Design a recursive algorithm to find the sum of all elements in an array of integers.
Solution: let f (a, I) be the sum of the elements a[0]~a[I — 1] of the array A, which is a big problem; The small problem is f (a, I — 1), which is the sum of the I * — 1 elements a[0]~ A [I — 2]. If f (a, I — 1) has been found, then f (a, I) = f (a, I — 1) +a[I — 1], in addition, f (a, 1) =a[0], that is, the sum of an element is equal to the value of the element. The corresponding recursive model is as follows.

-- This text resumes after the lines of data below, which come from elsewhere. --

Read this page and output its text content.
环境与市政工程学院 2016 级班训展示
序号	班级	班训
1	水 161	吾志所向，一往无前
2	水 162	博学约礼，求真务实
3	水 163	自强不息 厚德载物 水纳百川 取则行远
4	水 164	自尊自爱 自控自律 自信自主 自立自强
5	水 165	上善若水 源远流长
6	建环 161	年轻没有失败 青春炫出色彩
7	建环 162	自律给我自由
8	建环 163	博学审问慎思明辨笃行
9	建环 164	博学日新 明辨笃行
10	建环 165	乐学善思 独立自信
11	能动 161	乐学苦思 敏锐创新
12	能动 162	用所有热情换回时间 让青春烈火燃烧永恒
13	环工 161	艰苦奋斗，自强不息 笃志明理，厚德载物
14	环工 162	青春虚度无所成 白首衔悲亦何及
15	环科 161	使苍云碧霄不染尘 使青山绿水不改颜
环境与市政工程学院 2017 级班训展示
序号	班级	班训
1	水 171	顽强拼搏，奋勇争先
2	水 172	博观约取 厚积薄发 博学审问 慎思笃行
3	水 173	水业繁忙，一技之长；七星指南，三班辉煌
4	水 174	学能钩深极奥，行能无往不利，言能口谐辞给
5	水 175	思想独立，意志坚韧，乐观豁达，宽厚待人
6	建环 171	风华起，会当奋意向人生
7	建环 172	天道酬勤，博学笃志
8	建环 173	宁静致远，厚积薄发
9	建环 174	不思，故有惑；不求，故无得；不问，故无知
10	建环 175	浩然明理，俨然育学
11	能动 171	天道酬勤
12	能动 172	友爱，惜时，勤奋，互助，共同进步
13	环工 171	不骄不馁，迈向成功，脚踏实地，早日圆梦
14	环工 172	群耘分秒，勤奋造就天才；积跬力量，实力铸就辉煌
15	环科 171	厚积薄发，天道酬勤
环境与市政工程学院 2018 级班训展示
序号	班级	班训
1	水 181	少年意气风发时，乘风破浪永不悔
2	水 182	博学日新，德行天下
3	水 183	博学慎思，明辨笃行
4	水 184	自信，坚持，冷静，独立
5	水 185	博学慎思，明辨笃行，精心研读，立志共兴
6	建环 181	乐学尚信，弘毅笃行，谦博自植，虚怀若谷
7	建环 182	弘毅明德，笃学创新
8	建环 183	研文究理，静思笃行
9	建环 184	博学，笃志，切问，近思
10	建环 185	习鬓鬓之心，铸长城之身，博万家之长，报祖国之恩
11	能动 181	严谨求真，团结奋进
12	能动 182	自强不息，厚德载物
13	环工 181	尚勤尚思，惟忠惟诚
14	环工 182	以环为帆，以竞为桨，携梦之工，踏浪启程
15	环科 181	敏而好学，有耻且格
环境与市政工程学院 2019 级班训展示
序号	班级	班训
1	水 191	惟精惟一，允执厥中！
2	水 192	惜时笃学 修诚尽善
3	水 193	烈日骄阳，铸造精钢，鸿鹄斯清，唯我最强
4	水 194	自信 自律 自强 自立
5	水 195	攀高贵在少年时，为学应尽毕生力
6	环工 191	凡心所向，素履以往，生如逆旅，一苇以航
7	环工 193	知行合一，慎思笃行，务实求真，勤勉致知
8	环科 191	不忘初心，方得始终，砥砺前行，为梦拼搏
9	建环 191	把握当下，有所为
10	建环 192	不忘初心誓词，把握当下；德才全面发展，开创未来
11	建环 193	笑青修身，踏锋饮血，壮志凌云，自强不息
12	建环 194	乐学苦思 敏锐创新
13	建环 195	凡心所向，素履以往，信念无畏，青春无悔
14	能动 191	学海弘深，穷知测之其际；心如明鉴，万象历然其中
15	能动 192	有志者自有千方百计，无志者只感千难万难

F (a,1)=a[0] F (a, I)= F (a, I - 1)+a[I - 1] When I >1Copy the code
The corresponding recursive algorithm is as follows.
int fun(int a[],int i) { if(i==1) return a[0]; The else return (fun (a, I - 1) + a) [I - 1]. }Copy the code
For the non-empty singly linked list L without leading nodes (node type is denoted by SLinkNode), whose node values are all integers and all nodes have different values, the following recursive algorithm is designed.

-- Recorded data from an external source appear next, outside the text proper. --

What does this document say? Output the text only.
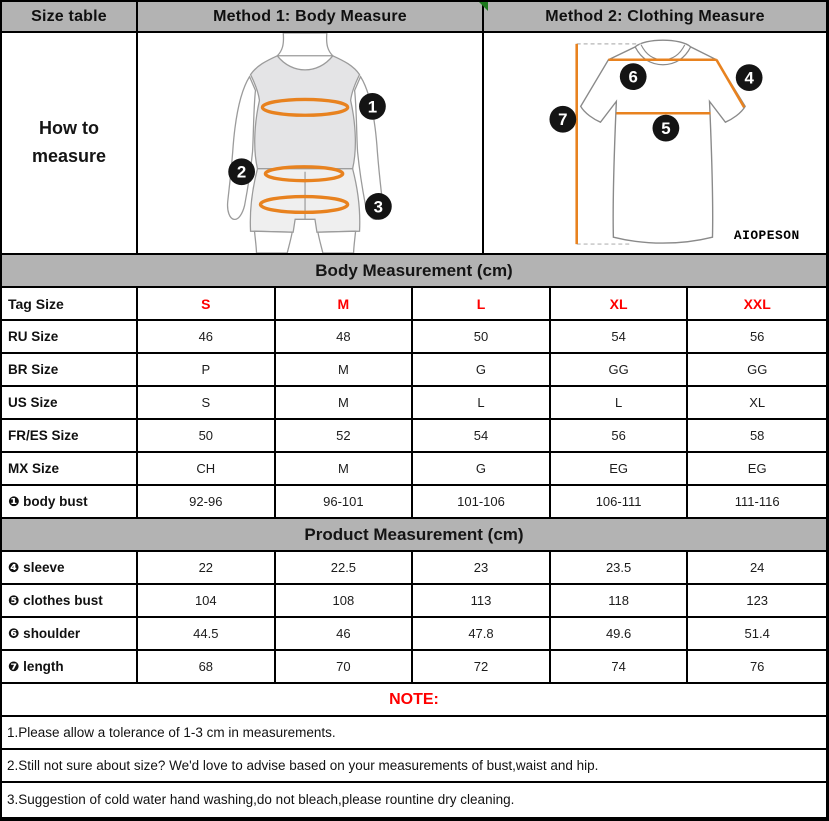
Size table	Method 1: Body Measure	Method 2: Clothing Measure
How to
measure
1
2
3
6	4
7	5
AIOPESON
Body Measurement (cm)
Tag Size	S	M	L	XL	XXL
RU Size	46	48	50	54	56
BR Size	P	M	G	GG	GG
US Size	S	M	L	L	XL
FR/ES Size	50	52	54	56	58
MX Size	CH	M	G	EG	EG
❶ body bust	92-96	96-101	101-106	106-111	111-116
Product Measurement (cm)
❹ sleeve	22	22.5	23	23.5	24
❺ clothes bust	104	108	113	118	123
❻ shoulder	44.5	46	47.8	49.6	51.4
❼ length	68	70	72	74	76
NOTE:
1.Please allow a tolerance of 1-3 cm in measurements.
2.Still not sure about size? We'd love to advise based on your measurements of bust,waist and hip.
3.Suggestion of cold water hand washing,do not bleach,please rountine dry cleaning.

(1) Calculate the maximum node value;
(2) Find the minimum node value;
(3) Forward output of all node values;
(4) Reverse output of all node values.
Solution :(1) for unleaded list L, L is the pointer to the first data node, L — >next is also a unleaded list, which has only one less node than L. Let f1 (L) calculate the maximum node value in single linked list L, which is the original problem. The minor problem is F1 (L — > Next), which calculates the maximum node value in single linked list L — > Next, as shown in Figure 6.17.
Figure 6.17. Singly linked list without leading node
Assuming f1 (L – >next) has been calculated, it is obvious that f1 (L) = Max (L – >data, f1 (L – >next)); F1 (L) =L – >data when there is only one node in single list L. The corresponding recursive model is as follows.
The corresponding recursive algorithm is as follows.
(1) What is the meaning of the passage? The corresponding recursive algorithm is as follows.
(3) Let F3 (L) forward output all node values of single linked list L, which is the original problem. The minor problem is F3 (L — > Next), which is printing forward all node values of a single linked list L — > Next. Assuming f3 (L — > Next) is printed, it is clear that F3 (L) is equivalent to printing L — >data and then calling F3 (L — > Next). When L is empty, no output is done. The corresponding recursive model is as follows.
Where, “≡” represents the equivalence relation, and the corresponding recursive algorithm is as follows.
(4). The corresponding recursive algorithm is as follows.
It can be seen from the above algorithm design that small changes in recursive body will lead to widely different results of recursive algorithm execution. For example, the order of only two statements in algorithm (3) and (4) is reversed. The result is that the former outputs all node values forward and the latter outputs all node values backward.
Note: The single linked list without the lead node is usually used when the recursive algorithm is designed for single linked list. With headers, L and L — >next are inconsistent (the former has headers and the latter has none).